NOAA Carbon Tracker FTP site,

Issue #7 resolved
Jan Galkowski
created an issue

FTP download from:

Destined for /media/jan-one/ in


Comments (22)

  1. Yuval Marcus

    Can you make a torrent for this data? In fact, I think it would make a lot of sense if all of the data in this project became torrents. Then, everyone could help host the data.

  2. Jan Galkowski reporter

    I don't think we are going the torrent route,@Yuval Marcus. @Sakari Maaranen I also think we want to know precisely where our data is hosted. Someone could claim to have a copy of our data, say something about it which was malicious, and the refutation would be something too complicated for most people to understand. We owe our Kickstarter investors better than that.

  3. Sakari Maaranen

    I wouldn't mind using torrent for any high quality files that have good metadata. However, due to our download method, many of our backup copies are kind of shotgun efforts that contain lots and lots of redundant files in addition to the actual data. We can return to this question later on if and when we have the kind of files suitable for torrent.

  4. Jan Galkowski reporter

    @Sakari Maaranen @Yuval Marcus Different people on Azimuth Backup have different perceptions of what our goals should be.
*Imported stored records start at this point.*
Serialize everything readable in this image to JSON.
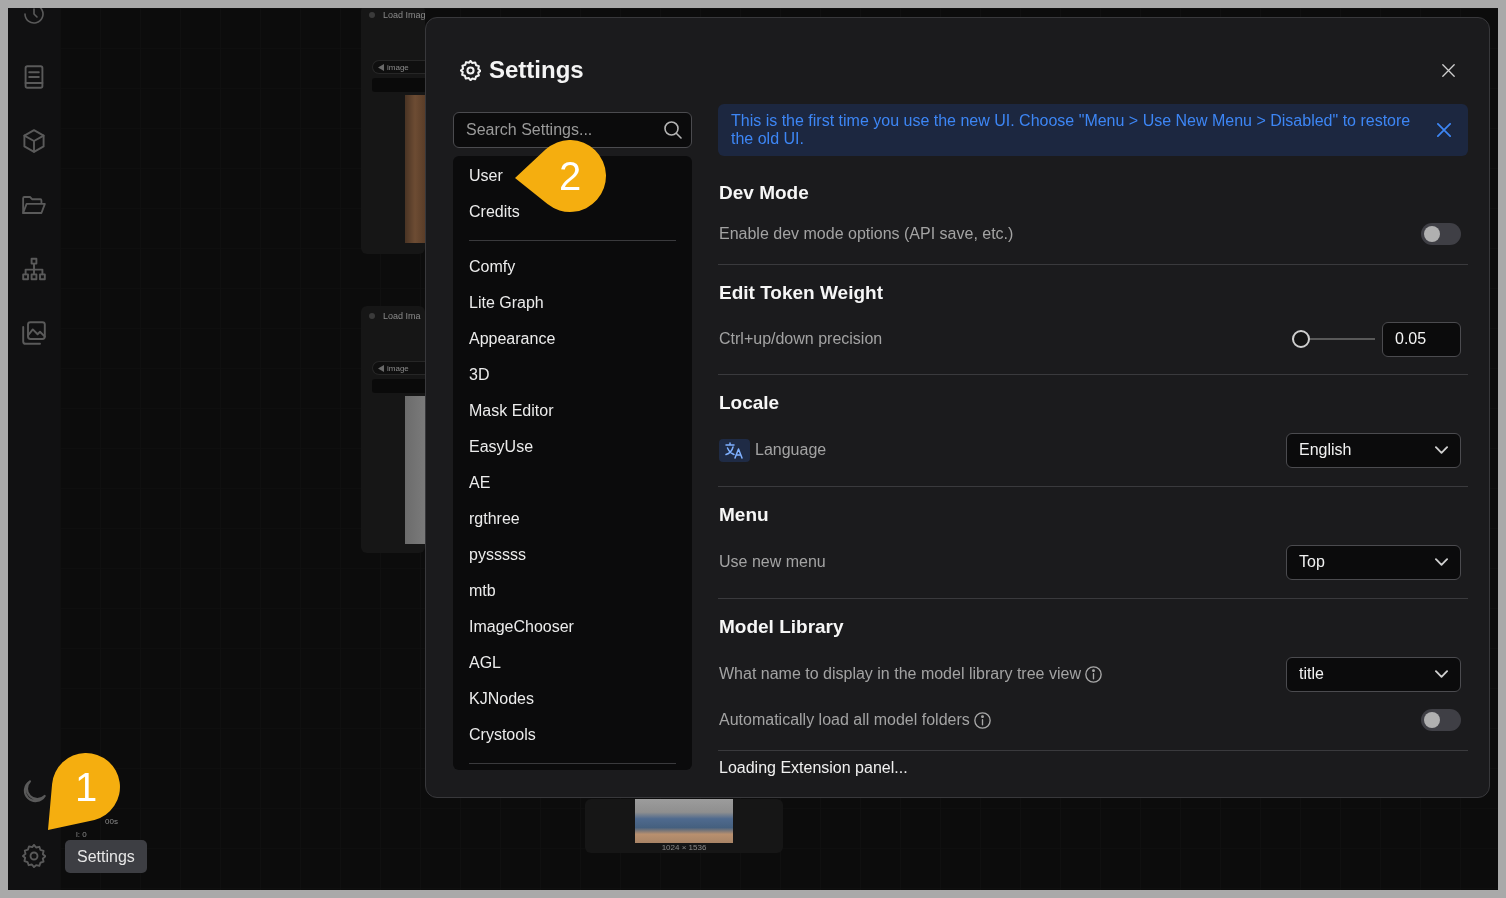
{
  "sidebar": {
    "tooltip": "Settings"
  },
  "canvas": {
    "nodes": [
      {
        "kind": "loader",
        "title": "Load Imag",
        "widget": "image"
      },
      {
        "kind": "loader",
        "title": "Load Ima",
        "widget": "image"
      },
      {
        "kind": "preview",
        "caption": "1024 × 1536"
      }
    ],
    "stats": [
      "00s",
      "l: 0"
    ]
  },
  "dialog": {
    "title": "Settings",
    "search": {
      "placeholder": "Search Settings..."
    },
    "nav_groups": [
      {
        "items": [
          {
            "label": "User",
            "selected": false
          },
          {
            "label": "Credits",
            "selected": false
          }
        ]
      },
      {
        "items": [
          {
            "label": "Comfy",
            "selected": false
          },
          {
            "label": "Lite Graph",
            "selected": false
          },
          {
            "label": "Appearance",
            "selected": false
          },
          {
            "label": "3D",
            "selected": false
          },
          {
            "label": "Mask Editor",
            "selected": false
          },
          {
            "label": "EasyUse",
            "selected": false
          },
          {
            "label": "AE",
            "selected": false
          },
          {
            "label": "rgthree",
            "selected": false
          },
          {
            "label": "pysssss",
            "selected": false
          },
          {
            "label": "mtb",
            "selected": false
          },
          {
            "label": "ImageChooser",
            "selected": false
          },
          {
            "label": "AGL",
            "selected": false
          },
          {
            "label": "KJNodes",
            "selected": false
          },
          {
            "label": "Crystools",
            "selected": false
          }
        ]
      }
    ],
    "banner": {
      "text": "This is the first time you use the new UI. Choose \"Menu > Use New Menu > Disabled\" to restore the old UI."
    },
    "sections": [
      {
        "title": "Dev Mode",
        "settings": [
          {
            "kind": "toggle",
            "label": "Enable dev mode options (API save, etc.)",
            "info": false,
            "on": false
          }
        ]
      },
      {
        "title": "Edit Token Weight",
        "settings": [
          {
            "kind": "slider",
            "label": "Ctrl+up/down precision",
            "info": false,
            "level": 0,
            "value": "0.05"
          }
        ]
      },
      {
        "title": "Locale",
        "settings": [
          {
            "kind": "language_select",
            "label": "Language",
            "info": false,
            "value": "English"
          }
        ]
      },
      {
        "title": "Menu",
        "settings": [
          {
            "kind": "select",
            "label": "Use new menu",
            "info": false,
            "value": "Top"
          }
        ]
      },
      {
        "title": "Model Library",
        "settings": [
          {
            "kind": "select",
            "label": "What name to display in the model library tree view",
            "info": true,
            "value": "title"
          },
          {
            "kind": "toggle",
            "label": "Automatically load all model folders",
            "info": true,
            "on": false
          }
        ]
      }
    ],
    "status": "Loading Extension panel..."
  },
  "markers": [
    {
      "number": "1"
    },
    {
      "number": "2"
    }
  ]
}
These have not been clearly articulated, particularly in the light of realistic constraints. As I've written elsewhere, those constraints include the inability to consult with the originators of these datasets, due to political and jobs pressures put on them, our inability to access files on the servers using anything other than publicly available means, and, finally, no published documentation on organization of the sites.

    These projects began with the intent of saving climate data, so I have always pursued in my mind the objective as being that of saving datasets, not structure of Web sites. For sites which are only accessible by http or https, that means using that protocol to get at such datasets. For sites with ftp, which are increasingly rare on government sites, things are more direct. Frankly, I don't see how we can preserve structure of sites given that these, like most in the world today, increasingly rely upon Javascript to operate. (As an aside, I see that as a weakness of Javascript and CMS-like delivery options in general.)

    It varies from government site to government site, but many of the NOAA and NASA sites cross-link to one another. So, again, as I have written elsewhere, if the goal is to grab a semantically intact copy of a site, as opposed to one which consists of the stuff limited by an artificial organization to living on certain hostnames, a gather has to pull from multiple hostnames, and the success of the project depends upon knowing how the site is organized. This either demands cooperation from the developers, or deep and diligent study of the site, which takes many hours for each, without a guarantee that something might be missed, e.g., because of Javascript.

    Finally, there are ancillary benefits to what @Sakari Maaranen characterizes as shotgun efforts which I, rather, think are optimal. First, we are in a hurry, or *were in a hurry* to capture these data. The less thinking needs to be done to enable each capture, the better. Sure, had we more time, we could have automated that more. But we did not. And we did not, at least at the beginning, have a lot of staff. Second, not all sites in the universe of geophysical sites are being preserved, whether because of their size, or of people's interest, or because of lack of organization, and not all sites will be faithfully recorded. The lack of organization was somewhat deliberate: We wanted independent gathers, in case one or another of them was imperfect, and also because there was -- and continues to be -- a concern that coordination allows a concerted attack against the overall project compromising its methods, means, and possibly its data. Third and finally, our interest is exclusively climate and environmental data. However, the Datarefuge Project, of which we are a publicly announced ally, is interested in preserving as much data from before this administration as possible. The evidence is that is wise, as some datasets pertaining to animal care and to poverty in cities have been taken offline. So, if our spiders happen to wander from, say, the EPA site, to the Housing and Urban Development site, as I know one did, and grab datasets there, I say so much the better. At least we are archiving things which might be at risk, even if it will take the archivists time to figure this out.

    We are rescuing things from a burning building, not executing a corporate project in replication. The administration is necessarily viewed as hostile, despite their pronouncements in selected instances, and I feel we need to continue assuming they have no respect for evidence or the work it takes to gather these measurements and make sense of them. Moreover, compared to the staff at agencies and people who are paid through federal grants, we are relatively free to pursue such gathers anywhere we need to go, up to the point the datasets are taken offline.

    A final comment: Whatever success might be had to recover Web site structure, that capture won't be robust against changes in that structure going forward, and, in particular, it will be relatively useless distinguishing those changes which are simple updates as opposed to ones which reflect ``new policy'', which should at least be kept separate. I see no commitment in our project or funding to help the present administration preserve anything they do.

    I've written this enough times that I wonder if I oughtn't put this personal statement on the Wiki or something.

  5. Yuval Marcus

    Thanks for the update. Yes, I believe this information should be added to the wiki. On a side note, (because I don't know where else to ask this), how can I access the mirrored data, if I want to keep a backup of some of it on my own computer? I have an SSH key but where do I put it, if I don't have access to the authorized_keys file?